Both books are worth looking into but neither outlines the pre-existing conditions that lead to fascism.
For that I turned to the delightful novelist and essayist, the late Umberto Eco.
Two decades ago, he wrote an essay in The New York Review of Books entitled "Ur-Fascism."
In it, he talked about his boyhood experiences living in fascist Italy. He watched the collapse of the fascist government and the murder of Benito Mussolini by Italian partisans.
Eco insists that you can't have fascism without an underlying ideology. It has to have a complete, thought-out political program which he says springs from a cult of tradition.
Such a cult rejects modernism as evil. Its followers must feel besieged. They must believe that life is not only a personal struggle, it is a kind of permanent warfare.
Donald Trump has no ideology other than Trumpism.
Fascism springs from an overwhelming sense of individual and social frustration, which might disguise itself as a kind of angry populism.
It demands a frustrated middle class and a contempt for the weak and less fortunate. Its followers must feel humiliated by the wealth and force of their real or imagined enemies. Another definition of elites, perhaps?
In Eco's universe, the Ur-Fascist mythology creates an exceptional human being, the great hero at its core liturgy. In Ur-Fascism, heroism is the norm. And the cult of heroism is linked inextricably to the cult of death. Fascists are in love with death.
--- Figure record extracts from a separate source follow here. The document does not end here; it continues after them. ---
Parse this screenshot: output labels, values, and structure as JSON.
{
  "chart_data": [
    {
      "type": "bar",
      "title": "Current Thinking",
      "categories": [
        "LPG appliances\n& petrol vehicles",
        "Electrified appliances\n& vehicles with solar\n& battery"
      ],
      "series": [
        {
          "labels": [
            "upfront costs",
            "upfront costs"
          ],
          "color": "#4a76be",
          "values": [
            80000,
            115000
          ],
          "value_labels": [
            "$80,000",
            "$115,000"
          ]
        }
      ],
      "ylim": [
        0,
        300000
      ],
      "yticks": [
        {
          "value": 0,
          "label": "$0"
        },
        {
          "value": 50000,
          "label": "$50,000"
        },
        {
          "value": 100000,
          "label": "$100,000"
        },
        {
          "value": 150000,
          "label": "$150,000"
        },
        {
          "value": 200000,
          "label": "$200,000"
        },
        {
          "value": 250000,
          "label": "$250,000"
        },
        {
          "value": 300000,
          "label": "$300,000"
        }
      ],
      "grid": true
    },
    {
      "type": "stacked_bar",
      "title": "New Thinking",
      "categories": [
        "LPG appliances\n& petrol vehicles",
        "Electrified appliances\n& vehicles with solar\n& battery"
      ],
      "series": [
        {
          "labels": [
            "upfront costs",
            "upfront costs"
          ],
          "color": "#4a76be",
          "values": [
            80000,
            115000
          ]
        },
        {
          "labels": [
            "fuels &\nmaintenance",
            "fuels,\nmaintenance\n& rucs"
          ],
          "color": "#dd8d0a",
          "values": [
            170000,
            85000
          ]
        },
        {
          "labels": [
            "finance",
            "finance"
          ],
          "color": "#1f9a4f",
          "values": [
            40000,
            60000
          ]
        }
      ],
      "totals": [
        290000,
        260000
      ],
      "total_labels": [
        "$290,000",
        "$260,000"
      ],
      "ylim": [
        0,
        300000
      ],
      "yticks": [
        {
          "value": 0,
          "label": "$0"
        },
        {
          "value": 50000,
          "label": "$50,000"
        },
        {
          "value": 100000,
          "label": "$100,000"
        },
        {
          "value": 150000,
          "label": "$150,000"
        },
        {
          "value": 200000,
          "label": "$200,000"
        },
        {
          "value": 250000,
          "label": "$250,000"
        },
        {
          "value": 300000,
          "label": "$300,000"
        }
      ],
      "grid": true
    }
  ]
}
It may well be that some of the characteristics of neo-fascism exist in the world today. Some do not. There are many contradictions, in the Eco analysis, many deviations from what is generally thought of as fascism.
Too often we media types throw around language without actually knowing what we are talking about.
One of my early city editors once told me: "Tell me what the thing is, not what it might be or what it could be, but what it is."
Donald John Trump may be an incipient fascist, about to spring from the belly of America like the gut creature in Alien.
I don't happen to think he is.
But I guess he'll do until the real thing comes along.